We are lucky to be living at this exciting time. CEO of Apple, Tim Cook struggled to come out in his early career because it wasn't generally accepted. Now he feels empowered to tell the world, "I'm gay."
As our world becomes more open, we'll see more people coming out in early career. Our youths will see that gay entrepreneurs can be leaders and serve the community.
The best time to come out is when you feel comfortable. Ash Beckham added, "Coming out is a personal decision. Do it when you're comfortable."
It takes you years to know you're gay. Don't expect people to accept that you're gay immediately. Ash encourages us to give coworkers, friends and family members time to understand our situations.
Most people want to be supportive; they just don't know how. Be open to awkward questions. It's our responsibility to educate people by answering their questions.
While being true to yourself is important, make sure you come out in a way that doesn't hurt family members and friends. Don't jump on the chair and announce you're gay at your birthday party. Come out at the right time.

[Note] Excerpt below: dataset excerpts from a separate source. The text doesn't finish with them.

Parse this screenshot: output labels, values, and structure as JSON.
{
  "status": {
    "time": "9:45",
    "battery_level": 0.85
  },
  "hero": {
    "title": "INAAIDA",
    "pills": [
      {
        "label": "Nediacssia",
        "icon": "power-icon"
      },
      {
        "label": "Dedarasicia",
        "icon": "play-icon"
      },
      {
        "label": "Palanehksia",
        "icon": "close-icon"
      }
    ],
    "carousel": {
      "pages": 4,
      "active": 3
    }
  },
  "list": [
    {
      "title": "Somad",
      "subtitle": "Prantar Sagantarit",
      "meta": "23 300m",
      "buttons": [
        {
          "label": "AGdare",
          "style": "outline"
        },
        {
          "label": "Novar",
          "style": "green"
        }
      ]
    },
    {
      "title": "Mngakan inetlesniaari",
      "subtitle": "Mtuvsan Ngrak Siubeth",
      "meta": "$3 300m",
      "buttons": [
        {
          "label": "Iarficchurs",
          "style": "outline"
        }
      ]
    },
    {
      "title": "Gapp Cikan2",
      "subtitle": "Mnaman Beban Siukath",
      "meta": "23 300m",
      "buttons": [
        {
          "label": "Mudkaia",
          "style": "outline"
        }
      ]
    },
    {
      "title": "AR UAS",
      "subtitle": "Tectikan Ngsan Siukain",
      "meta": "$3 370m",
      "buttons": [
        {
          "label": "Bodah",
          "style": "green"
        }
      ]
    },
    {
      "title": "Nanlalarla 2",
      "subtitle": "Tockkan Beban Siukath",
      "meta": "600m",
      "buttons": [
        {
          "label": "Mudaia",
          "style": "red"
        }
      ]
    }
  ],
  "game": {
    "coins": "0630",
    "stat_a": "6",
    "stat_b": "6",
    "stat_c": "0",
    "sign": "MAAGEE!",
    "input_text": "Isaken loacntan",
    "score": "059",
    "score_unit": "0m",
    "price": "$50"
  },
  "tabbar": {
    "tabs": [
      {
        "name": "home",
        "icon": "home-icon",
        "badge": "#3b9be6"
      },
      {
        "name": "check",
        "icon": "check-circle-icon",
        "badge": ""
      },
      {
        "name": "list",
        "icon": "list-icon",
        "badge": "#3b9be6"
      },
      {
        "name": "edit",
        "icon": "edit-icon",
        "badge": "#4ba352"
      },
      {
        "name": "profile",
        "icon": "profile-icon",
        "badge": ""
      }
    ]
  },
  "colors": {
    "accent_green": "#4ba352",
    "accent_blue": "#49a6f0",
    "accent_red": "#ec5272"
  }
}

Coming out is an intimate conversation. Ash explained, "Many people can relate to having expectations of people and then it changes. It takes a little while to understand what we don't know about."
Here's what happens when you come out as a gay entrepreneur: you're not hiding anymore. You can hold your partner's hand when walking on the street. You can give your partner a goodbye kiss. You feel free and proud.
What if your clients know that you're gay and don't want to do business with you? Ash recommends doing research before working with clients. Do they have non-discrimination policies in their procedures and on their website? Do they have LGBTQ support groups? Ash says it the best, "By not saying something, you're saying something."
Coming out as a gay entrepreneur is not easy, but it's worth your time. Come out when you feel comfortable. Be yourself and be proud.